The Asian Development Bank (ADB) and other multilateral development banks (MDBs) use safeguard measures as conditions of their loans to shield against collateral damage to communities and the environment that projects can cause, notably in transport, energy, and urban services. Without such shields, roads can hurt habitats, dams displace communities, and urban renewal damage livelihoods.
The crucial rationale for safeguards is that public and private investors do not automatically and voluntarily mitigate damages that spill over from their actions. In redressing these collateral injuries, sound economics and ADB's experience make the case clear for MDBs to have safeguard regulations and compliance on the one side, and improvements in the efficiency and effectiveness of their application on the other.
When ADB consolidated its safeguard policies into the Safeguard Policy Statement (SPS) in 2009, it asked Independent Evaluation to carry out an operational review after 3 years. This was intended to be limited in its scope, but has gained in importance, given two recent shake-ups in development banking—a review of the World Bank Group's safeguards policy, and the arrival of two new lenders, the Asian Infrastructure Investment Bank, and a BRICS bank—which could affect the strength of the shields.
The operational review used various data sources and triangulated its findings with interviews with ADB project staff and safeguard specialists. Its conclusions indicate that a proper system for avoiding or mitigating the environmental and social risks of ADB supported projects is in place, and that there have been more careful procedures and also needed increases in staffing since 2010, which help ADB and countries in avoiding major environmental and social problems.
Appropriately, the SPS covered additional investment modalities and additional environmental and occupational health and safety areas. With important improvements in efficiency and effectiveness, the safeguard system at ADB would be the type that can be trusted to care for social and environmental outcomes in countries.
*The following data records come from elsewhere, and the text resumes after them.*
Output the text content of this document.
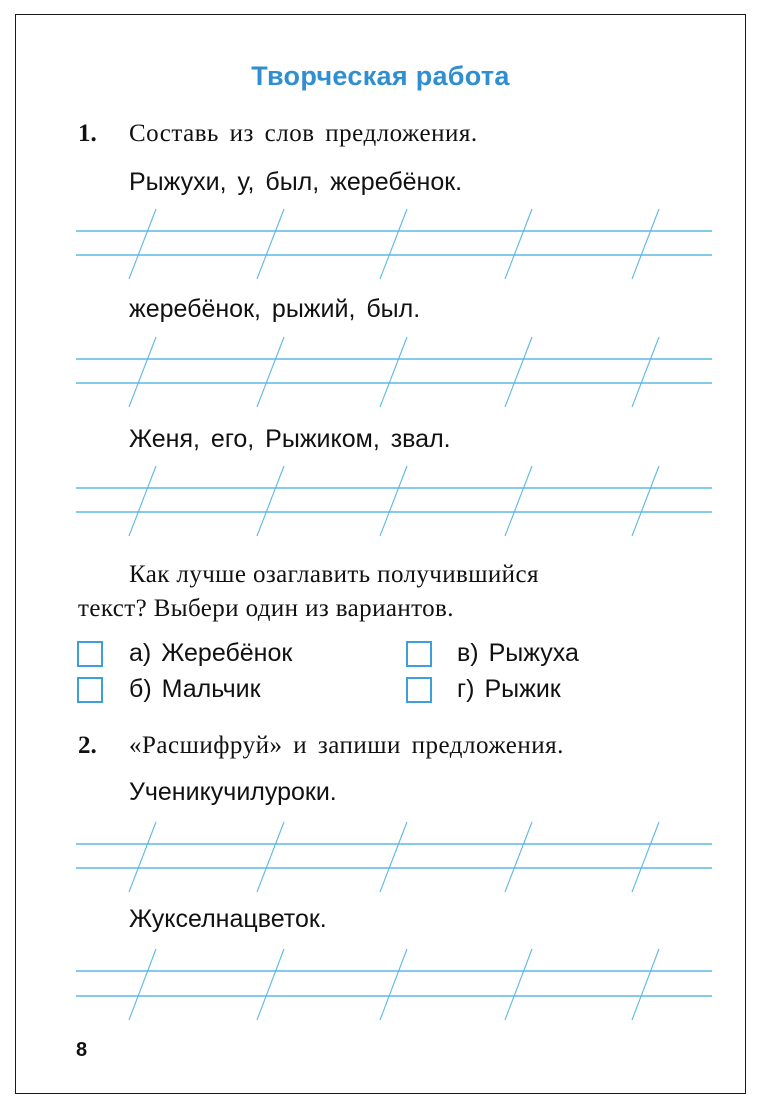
Творческая работа
1. Составь из слов предложения.
Рыжухи, у, был, жеребёнок.
жеребёнок, рыжий, был.
Женя, его, Рыжиком, звал.
Как лучше озаглавить получившийся
текст? Выбери один из вариантов.
а) Жеребёнок
б) Мальчик
в) Рыжуха
г) Рыжик
2. «Расшифруй» и запиши предложения.
Ученикучилуроки.
Жукселнацветок.
8
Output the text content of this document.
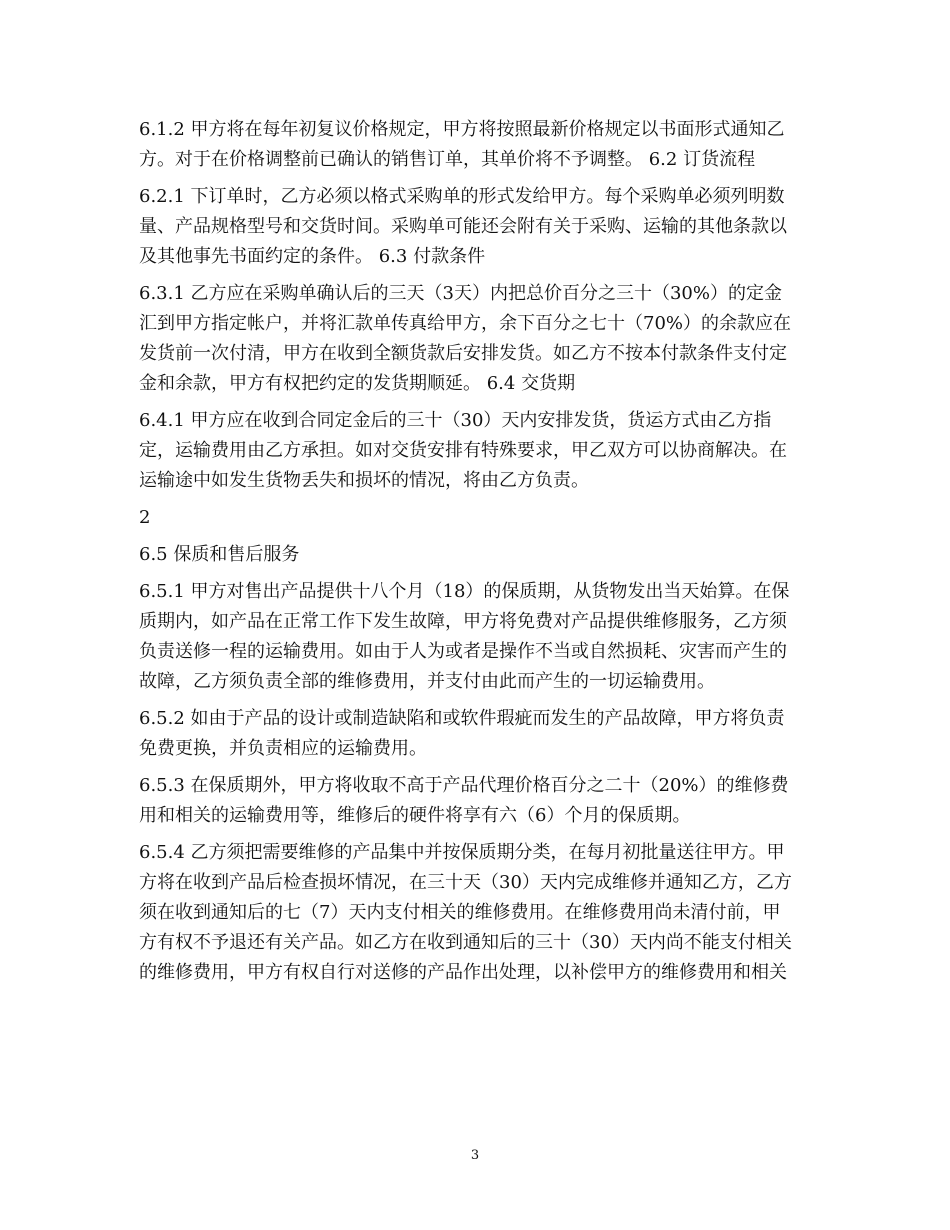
6.1.2 甲方将在每年初复议价格规定，甲方将按照最新价格规定以书面形式通知乙
方。对于在价格调整前已确认的销售订单，其单价将不予调整。 6.2 订货流程
6.2.1 下订单时，乙方必须以格式采购单的形式发给甲方。每个采购单必须列明数
量、产品规格型号和交货时间。采购单可能还会附有关于采购、运输的其他条款以
及其他事先书面约定的条件。 6.3 付款条件
6.3.1 乙方应在采购单确认后的三天（3天）内把总价百分之三十（30%）的定金
汇到甲方指定帐户，并将汇款单传真给甲方，余下百分之七十（70%）的余款应在
发货前一次付清，甲方在收到全额货款后安排发货。如乙方不按本付款条件支付定
金和余款，甲方有权把约定的发货期顺延。 6.4 交货期
6.4.1 甲方应在收到合同定金后的三十（30）天内安排发货，货运方式由乙方指
定，运输费用由乙方承担。如对交货安排有特殊要求，甲乙双方可以协商解决。在
运输途中如发生货物丢失和损坏的情况，将由乙方负责。
2
6.5 保质和售后服务
6.5.1 甲方对售出产品提供十八个月（18）的保质期，从货物发出当天始算。在保
质期内，如产品在正常工作下发生故障，甲方将免费对产品提供维修服务，乙方须
负责送修一程的运输费用。如由于人为或者是操作不当或自然损耗、灾害而产生的
故障，乙方须负责全部的维修费用，并支付由此而产生的一切运输费用。
6.5.2 如由于产品的设计或制造缺陷和或软件瑕疵而发生的产品故障，甲方将负责
免费更换，并负责相应的运输费用。
6.5.3 在保质期外，甲方将收取不高于产品代理价格百分之二十（20%）的维修费
用和相关的运输费用等，维修后的硬件将享有六（6）个月的保质期。
6.5.4 乙方须把需要维修的产品集中并按保质期分类，在每月初批量送往甲方。甲
方将在收到产品后检查损坏情况，在三十天（30）天内完成维修并通知乙方，乙方
须在收到通知后的七（7）天内支付相关的维修费用。在维修费用尚未清付前，甲
方有权不予退还有关产品。如乙方在收到通知后的三十（30）天内尚不能支付相关
的维修费用，甲方有权自行对送修的产品作出处理，以补偿甲方的维修费用和相关
3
This review contains proposals for improvements. First, ADB needs to pay more attention to the design as well as implementation and supervision of safeguard measures for all risky projects—not only those with high risks but also with substantial risks. Second, follow up is needed to support the use of country safeguard systems if and when they can move to full equivalence with ADB standards; accordingly, developing country capacity is in order. Third, ADB should provide better reports on the due diligence for financial intermediary projects, do more field monitoring, and more generally, third party verification.
A difficult underlying issue across the board is how greater due diligence for safeguards can be squared with ADB's intention to keep the time for project preparation relatively short. Actions planned by ADB for assigning safeguard staff to more resident missions, and making realistic project implementation schedules using readiness filters, can help.
The next, fuller evaluation of safeguards in 2015 will have a greater focus on field verification of safeguard results. The additional evidence on impacts from that assessment would lie on the path for strengthening safeguards in their key dimensions—scope, coverage and categories; design, implementation and supervision; country systems, equivalence and capacity; monitoring, and third party verification.